Working name (TBD). An engram is the physical trace a memory leaves in neural tissue — which is literally what this does: encode facts into network weights.
Engram stores an agent's long-term memory inside small LoRA adapters instead of (only) a vector database. Facts are extracted into atomic triples, sharded by topic, baked into one LoRA adapter per shard on a tiny base model, and recalled by routing a query to the right shard(s). Multi-hop questions are answered by recursive retrieval — recall → ask a sub-question → re-route → recall → compose — not by asking the weights to reason.
On HippoRAG's 2WikiMultiHopQA (150-question subset, same reader), a 360M parametric memory matches vanilla RAG on multi-hop QA:
| method | F1 |
|---|---|
| Engram, single-pass | 31 |
| Engram + recursion | 41 |
| vanilla RAG (same reader) | 43 |
| MeMo (14B memory model, MuSiQue ref) | 48 |
A 360M model reaches RAG parity on multi-hop — where the comparable parametric-memory paper (MeMo) used a 14B memory model (~40× larger). Recursion is the +10 unlock.

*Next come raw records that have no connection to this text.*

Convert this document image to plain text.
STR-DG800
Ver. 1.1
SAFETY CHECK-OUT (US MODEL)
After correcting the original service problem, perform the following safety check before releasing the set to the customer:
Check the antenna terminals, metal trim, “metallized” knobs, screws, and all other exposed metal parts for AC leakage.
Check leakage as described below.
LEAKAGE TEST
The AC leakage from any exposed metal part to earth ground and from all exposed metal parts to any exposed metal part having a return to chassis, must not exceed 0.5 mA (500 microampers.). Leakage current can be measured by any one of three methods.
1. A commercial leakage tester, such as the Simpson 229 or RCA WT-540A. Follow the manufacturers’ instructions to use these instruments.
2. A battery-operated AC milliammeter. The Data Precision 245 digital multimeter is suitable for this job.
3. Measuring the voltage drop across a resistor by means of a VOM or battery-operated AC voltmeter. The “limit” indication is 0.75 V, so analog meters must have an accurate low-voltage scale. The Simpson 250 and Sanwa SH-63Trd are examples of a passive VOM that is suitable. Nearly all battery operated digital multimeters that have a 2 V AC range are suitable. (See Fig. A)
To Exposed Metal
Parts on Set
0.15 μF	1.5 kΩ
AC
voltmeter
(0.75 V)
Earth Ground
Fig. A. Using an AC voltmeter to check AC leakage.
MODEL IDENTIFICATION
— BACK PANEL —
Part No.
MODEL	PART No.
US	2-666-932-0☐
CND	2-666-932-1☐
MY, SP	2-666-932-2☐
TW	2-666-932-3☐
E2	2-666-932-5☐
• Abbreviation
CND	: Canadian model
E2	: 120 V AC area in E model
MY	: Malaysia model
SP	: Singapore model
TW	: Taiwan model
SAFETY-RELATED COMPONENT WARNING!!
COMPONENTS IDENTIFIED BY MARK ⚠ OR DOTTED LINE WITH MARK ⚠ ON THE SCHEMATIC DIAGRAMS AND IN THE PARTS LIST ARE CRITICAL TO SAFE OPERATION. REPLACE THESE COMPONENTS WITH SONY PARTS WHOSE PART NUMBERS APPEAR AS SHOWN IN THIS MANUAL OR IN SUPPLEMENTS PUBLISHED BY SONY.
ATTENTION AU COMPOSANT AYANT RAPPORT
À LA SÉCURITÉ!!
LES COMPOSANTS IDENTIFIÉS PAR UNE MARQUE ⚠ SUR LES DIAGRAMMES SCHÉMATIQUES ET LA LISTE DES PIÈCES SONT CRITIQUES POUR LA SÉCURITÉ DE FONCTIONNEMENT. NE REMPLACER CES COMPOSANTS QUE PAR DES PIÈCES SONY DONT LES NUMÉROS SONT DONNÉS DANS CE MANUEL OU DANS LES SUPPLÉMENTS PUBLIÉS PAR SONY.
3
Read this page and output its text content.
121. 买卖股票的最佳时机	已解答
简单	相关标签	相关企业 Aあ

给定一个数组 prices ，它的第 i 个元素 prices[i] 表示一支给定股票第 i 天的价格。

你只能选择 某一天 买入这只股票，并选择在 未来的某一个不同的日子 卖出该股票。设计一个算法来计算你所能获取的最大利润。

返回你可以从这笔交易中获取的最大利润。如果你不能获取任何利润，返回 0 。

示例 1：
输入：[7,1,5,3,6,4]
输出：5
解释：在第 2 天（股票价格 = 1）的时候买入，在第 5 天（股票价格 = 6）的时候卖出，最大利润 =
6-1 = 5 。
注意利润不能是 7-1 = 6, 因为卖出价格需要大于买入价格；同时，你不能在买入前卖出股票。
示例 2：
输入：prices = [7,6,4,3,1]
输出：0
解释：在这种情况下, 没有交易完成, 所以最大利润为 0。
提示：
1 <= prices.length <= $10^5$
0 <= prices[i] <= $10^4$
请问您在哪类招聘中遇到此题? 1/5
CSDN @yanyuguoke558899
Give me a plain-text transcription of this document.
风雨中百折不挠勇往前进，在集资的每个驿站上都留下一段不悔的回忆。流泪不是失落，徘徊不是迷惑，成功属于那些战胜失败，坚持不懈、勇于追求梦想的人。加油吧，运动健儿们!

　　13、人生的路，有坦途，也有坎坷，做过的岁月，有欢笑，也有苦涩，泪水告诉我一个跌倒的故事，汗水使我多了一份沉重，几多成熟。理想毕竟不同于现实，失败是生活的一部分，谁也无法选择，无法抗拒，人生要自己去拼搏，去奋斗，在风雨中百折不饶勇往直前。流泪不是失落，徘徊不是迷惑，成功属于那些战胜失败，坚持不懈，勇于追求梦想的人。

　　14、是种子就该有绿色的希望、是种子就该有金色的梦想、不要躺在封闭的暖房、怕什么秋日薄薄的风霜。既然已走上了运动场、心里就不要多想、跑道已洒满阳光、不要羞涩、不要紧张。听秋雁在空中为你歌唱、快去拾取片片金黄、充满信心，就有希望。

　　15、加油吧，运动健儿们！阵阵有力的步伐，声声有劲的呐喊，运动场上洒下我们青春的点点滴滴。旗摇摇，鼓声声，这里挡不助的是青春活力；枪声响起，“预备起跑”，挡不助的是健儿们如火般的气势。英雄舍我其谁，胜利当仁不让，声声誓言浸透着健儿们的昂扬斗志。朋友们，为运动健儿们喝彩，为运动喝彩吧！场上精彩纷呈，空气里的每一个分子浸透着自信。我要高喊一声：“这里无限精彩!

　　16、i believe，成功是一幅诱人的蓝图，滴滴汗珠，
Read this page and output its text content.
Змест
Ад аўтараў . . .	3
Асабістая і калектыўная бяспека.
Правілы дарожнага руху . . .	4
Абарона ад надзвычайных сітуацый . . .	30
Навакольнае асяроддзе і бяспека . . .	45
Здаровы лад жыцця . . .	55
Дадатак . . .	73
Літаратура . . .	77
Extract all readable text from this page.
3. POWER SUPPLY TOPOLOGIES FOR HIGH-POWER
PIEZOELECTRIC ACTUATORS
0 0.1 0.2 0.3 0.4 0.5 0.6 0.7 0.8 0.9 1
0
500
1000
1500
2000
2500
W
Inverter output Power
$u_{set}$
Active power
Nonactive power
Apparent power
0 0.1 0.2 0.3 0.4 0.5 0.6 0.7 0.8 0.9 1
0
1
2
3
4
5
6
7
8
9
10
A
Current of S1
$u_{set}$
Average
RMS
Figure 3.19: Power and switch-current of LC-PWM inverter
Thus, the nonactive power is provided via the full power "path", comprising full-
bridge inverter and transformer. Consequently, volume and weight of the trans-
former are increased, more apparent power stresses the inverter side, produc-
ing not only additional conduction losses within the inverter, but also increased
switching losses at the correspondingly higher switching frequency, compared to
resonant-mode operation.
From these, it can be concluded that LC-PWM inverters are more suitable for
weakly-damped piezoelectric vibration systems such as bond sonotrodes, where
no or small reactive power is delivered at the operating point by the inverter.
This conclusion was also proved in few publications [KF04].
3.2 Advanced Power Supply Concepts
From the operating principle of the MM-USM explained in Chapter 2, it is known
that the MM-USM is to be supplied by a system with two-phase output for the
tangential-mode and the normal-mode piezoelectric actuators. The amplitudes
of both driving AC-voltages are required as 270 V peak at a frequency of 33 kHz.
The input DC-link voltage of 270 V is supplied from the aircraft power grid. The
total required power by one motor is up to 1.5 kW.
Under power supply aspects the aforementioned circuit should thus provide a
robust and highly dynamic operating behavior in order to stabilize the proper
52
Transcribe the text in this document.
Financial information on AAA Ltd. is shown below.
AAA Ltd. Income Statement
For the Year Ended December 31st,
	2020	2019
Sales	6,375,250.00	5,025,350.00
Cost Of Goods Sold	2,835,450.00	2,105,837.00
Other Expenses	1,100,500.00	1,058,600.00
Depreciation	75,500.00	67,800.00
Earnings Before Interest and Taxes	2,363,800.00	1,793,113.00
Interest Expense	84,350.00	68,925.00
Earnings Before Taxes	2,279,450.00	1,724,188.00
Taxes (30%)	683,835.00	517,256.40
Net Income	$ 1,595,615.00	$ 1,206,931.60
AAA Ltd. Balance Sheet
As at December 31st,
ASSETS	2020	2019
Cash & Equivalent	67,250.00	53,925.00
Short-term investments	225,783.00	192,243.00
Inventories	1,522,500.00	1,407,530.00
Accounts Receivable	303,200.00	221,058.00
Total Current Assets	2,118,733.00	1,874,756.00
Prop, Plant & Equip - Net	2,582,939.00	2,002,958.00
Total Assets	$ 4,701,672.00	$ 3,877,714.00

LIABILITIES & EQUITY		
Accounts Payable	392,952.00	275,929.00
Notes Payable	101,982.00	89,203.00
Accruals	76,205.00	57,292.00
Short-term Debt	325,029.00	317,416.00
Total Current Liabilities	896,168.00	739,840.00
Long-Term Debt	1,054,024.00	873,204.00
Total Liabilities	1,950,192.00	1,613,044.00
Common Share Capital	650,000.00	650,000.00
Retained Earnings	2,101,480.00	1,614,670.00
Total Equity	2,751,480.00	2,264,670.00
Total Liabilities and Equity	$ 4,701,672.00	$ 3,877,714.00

Honest caveat (see Limitations): this parity depends on high-fidelity QA (~20 pairs/fact) and does not yet scale — at 300 questions it regresses (29 vs 42), and the bottleneck is routing (more shards → the router misses), not recall. This is a research result, not a production system.
Traditional RAG retrieves text chunks into the context window on every query. Engram bakes facts into weights, so atomic recall needs zero retrieved context — cheaper at scale, and the recall is a learned, precise binding rather than a fuzzy chunk match. The index does routing and relationship reasoning; the LoRA is a compressed recall cache.
WRITE: text ──▶ extract atomic triples ──▶ generate diverse QA ──▶ cluster (k-means)
──▶ train one LoRA adapter per shard (eval-gated)
READ: query ──▶ route to top-k shards (per-fact embedding index)
──▶ recall from each adapter (in parallel, never stacked)
──▶ reconstruct answer
multi-hop ──▶ recursive: recall ──▶ "need another fact?" ──▶ re-route ──▶ recall ──▶ compose
See docs/ARCHITECTURE.md for the full design (tiered memory hierarchy, sharding-as-LSM-tree, mixed-adapter serving, economics).
- Recursion, not latent composition. A LoRA can't compose two separately-stored facts internally (the "two-hop curse"), and stacking adapters destroys them. Externalize each hop as an atomic recall and let an executive chain them → multi-hop works.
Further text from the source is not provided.